The Group was now under continuous tank and heavy mortar fire from across the river, and rifle fire from the German infantry closing in on them. As darkness fell Major Verity of 47 Company was wounded and Colonel Dean knocked unconscious. Toward midnight Colonel Dean recovered consciousness and again resumed command. Except for intermittent rifle fire the fighting had now died down, the Gare
Maritime continued to burn fiercely, The rearguard of Pioneers, now reduced to about 600 all ranks, was withdrawn to the quay where company commanders sorted out and reorganised their men in preparation for the final stand they expected to make at day-break.
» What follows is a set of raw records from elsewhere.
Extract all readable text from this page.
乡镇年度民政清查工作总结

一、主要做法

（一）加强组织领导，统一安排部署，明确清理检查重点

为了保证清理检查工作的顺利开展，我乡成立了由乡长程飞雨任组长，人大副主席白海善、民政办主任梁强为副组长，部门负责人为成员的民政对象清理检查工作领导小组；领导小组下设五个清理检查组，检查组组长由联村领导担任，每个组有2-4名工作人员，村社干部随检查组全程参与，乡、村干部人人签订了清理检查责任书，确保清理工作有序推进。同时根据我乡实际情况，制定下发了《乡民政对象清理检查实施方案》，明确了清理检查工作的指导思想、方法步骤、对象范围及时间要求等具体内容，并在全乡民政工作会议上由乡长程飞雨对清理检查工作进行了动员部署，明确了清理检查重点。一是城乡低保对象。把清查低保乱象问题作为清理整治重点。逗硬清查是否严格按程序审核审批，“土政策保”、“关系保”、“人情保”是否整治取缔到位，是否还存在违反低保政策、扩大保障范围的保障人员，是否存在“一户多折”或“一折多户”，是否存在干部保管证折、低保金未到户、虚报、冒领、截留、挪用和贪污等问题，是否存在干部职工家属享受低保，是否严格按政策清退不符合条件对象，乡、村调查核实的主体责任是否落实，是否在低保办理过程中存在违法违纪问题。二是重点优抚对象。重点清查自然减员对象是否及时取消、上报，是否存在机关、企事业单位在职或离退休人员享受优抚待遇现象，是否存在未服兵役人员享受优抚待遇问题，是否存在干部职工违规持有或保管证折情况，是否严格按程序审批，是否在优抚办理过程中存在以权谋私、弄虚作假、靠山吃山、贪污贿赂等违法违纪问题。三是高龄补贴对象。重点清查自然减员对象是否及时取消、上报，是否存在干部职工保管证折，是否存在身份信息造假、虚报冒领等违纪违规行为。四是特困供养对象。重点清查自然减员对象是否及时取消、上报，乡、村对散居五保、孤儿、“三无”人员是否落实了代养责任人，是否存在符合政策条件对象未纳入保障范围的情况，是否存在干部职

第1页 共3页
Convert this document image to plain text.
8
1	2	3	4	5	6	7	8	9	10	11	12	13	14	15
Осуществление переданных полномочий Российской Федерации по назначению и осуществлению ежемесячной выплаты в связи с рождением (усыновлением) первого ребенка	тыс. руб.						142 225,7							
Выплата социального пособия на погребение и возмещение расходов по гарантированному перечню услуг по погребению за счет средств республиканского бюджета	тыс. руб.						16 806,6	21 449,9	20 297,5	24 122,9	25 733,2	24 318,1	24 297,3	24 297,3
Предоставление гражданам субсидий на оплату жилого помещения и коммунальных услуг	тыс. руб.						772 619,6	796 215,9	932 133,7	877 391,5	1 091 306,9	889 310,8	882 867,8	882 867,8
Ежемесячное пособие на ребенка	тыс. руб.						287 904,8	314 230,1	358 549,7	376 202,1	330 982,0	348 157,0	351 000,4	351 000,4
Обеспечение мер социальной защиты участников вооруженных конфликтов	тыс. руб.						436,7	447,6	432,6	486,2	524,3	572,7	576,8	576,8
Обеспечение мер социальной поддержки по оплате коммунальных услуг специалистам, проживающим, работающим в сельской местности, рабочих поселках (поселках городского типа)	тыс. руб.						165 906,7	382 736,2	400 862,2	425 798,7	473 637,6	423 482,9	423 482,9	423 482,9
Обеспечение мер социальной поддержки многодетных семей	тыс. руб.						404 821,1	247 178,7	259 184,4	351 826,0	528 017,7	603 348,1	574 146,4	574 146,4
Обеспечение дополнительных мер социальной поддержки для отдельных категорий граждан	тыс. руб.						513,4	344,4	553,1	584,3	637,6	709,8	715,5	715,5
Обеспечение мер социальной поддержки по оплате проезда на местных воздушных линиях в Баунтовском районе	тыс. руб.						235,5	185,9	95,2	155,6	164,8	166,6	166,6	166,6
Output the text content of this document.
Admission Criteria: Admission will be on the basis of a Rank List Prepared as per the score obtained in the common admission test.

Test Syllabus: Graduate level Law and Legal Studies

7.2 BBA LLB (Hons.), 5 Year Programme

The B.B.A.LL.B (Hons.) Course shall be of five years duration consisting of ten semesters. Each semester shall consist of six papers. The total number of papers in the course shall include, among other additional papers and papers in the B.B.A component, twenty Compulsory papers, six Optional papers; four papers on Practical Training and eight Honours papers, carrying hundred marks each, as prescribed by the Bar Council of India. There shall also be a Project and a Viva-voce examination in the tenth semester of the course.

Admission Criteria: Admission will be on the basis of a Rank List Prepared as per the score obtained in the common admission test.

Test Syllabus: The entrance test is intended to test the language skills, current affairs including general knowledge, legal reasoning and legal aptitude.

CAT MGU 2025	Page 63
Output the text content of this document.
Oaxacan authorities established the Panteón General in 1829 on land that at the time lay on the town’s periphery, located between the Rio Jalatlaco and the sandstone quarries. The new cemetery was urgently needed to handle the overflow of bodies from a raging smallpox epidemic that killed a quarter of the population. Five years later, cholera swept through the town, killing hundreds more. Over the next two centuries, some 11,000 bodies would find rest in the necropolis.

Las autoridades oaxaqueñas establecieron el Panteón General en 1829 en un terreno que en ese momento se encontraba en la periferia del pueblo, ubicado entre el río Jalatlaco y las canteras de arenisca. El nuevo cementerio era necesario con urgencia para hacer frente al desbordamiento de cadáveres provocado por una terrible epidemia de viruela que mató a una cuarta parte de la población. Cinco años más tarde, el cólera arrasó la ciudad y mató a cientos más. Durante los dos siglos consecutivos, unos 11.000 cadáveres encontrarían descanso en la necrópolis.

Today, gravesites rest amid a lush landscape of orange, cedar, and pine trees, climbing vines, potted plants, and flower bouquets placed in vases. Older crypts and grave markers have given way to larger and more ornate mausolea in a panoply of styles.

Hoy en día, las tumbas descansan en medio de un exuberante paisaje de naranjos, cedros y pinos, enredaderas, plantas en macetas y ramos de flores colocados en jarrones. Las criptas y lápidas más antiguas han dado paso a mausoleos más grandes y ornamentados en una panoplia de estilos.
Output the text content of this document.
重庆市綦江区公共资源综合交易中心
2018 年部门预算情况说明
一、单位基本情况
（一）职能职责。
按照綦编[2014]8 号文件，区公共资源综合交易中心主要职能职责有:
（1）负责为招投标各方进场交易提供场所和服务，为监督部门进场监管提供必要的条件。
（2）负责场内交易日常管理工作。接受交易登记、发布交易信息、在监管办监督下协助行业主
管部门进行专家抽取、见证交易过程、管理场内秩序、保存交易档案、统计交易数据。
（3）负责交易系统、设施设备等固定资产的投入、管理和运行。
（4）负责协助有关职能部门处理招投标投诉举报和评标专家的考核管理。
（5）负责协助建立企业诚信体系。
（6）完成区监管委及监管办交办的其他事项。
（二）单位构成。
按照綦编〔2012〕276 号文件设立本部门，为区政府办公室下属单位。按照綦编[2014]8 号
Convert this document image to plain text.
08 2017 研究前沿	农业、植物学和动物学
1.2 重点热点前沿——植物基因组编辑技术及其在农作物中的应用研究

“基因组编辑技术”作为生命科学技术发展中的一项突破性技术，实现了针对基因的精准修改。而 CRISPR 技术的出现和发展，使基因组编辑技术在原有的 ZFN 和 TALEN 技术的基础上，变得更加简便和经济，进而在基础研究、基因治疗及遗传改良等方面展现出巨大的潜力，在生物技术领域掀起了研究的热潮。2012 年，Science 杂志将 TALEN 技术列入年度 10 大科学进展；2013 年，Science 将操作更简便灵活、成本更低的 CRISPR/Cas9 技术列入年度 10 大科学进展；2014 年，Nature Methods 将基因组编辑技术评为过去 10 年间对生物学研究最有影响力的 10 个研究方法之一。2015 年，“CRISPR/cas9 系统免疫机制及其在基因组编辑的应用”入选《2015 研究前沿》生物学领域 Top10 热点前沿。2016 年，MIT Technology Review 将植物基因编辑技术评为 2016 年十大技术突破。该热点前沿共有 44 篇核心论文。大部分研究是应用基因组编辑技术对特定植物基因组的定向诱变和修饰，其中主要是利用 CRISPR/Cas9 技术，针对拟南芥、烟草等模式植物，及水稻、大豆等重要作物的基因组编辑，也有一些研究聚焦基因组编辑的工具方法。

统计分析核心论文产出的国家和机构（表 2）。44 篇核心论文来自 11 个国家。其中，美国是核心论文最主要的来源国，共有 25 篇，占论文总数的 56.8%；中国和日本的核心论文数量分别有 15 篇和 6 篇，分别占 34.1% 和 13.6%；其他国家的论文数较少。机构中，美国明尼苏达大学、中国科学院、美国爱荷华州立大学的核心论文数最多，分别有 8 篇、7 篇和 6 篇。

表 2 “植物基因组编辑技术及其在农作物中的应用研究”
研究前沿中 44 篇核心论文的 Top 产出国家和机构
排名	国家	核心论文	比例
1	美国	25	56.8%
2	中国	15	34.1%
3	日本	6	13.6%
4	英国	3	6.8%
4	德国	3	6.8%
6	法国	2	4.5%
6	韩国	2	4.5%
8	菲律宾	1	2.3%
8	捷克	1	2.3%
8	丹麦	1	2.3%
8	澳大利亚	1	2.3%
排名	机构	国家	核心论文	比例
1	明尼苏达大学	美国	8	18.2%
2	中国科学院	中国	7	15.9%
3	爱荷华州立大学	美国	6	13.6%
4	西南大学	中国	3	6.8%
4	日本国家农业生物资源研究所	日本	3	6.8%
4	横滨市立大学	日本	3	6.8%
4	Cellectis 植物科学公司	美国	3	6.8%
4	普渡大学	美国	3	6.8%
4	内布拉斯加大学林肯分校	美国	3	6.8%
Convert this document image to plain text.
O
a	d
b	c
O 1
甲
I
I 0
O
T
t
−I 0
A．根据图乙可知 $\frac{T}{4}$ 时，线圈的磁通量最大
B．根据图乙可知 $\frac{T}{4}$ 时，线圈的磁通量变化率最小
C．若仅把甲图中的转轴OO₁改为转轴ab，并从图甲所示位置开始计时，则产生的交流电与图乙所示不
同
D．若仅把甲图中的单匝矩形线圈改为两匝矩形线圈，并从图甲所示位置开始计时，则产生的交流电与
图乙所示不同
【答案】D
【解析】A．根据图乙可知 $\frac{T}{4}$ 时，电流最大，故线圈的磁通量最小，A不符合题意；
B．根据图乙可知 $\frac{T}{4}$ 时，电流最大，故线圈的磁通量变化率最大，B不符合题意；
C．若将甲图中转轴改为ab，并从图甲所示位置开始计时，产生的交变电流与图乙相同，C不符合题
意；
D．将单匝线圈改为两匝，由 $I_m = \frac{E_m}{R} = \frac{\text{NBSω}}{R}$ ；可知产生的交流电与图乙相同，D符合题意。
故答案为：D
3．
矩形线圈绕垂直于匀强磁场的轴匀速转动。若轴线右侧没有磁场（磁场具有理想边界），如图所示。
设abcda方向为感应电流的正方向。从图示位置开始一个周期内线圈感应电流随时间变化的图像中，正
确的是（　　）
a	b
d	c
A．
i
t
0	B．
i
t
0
Shortly after 2 a.m. on 24 May it was reported that a vessel was approaching the harbour, in the hope that it was a British ship Colonel Dean signalled it with his torch, upon which HMS Vimeria backed slowly in to the end of the mole in the eerie silence which lay upon the town. Rounding up the many stragglers from other regiments in the area Colonel Dean got them on board and finally 5 Group embarked soon after 3 a.m. after fighting alone for six hours. With 1,400 men on board the Vimeria sailed for England, the last ship to leave the port before it finally fell into German hands, and all organised resistance in Boulogne came to an end.

==Tradition==

Over a period of years it became the practice of the officers of the 68 Company RPC(V) (which was to become 102 Pioneer Squadron RLC(V)) to honour and drink a toast to ‘The Defenders of Boulogne. In 1979 at Tregantel Fort, Cornwall, a ceremonial parade and march past took place commemorating the 39th anniversary of the Battle in which 68 Company took part. Colonel Dean VC ID attended the annual Past and Present Officers’ Dinner on several occasions and met the current Honorary Colonel of 168 Pioneer Regiment RLC (V) Brigadier C B Telfer CBE, and Colonel K J Broom TD, a previous Honorary Colonel for the Pioneer Territorial Army. To commemorate the Defence of Boulogne a piece of silver, known as the Boulogne Bowl, was presented to 168 Pioneer Regiment Royal Logistic Corps (Volunteers), the successors of the Defenders of Boulogne on behalf of the Royal Pioneer Association, by Colonel Ken Broom on 15 November 1997. It was received on behalf of all ranks by the Commanding Officer, Lieutenant Colonel Ron Gatepain, with the assurance that it would be made available for any informal occasion held by the Regiment.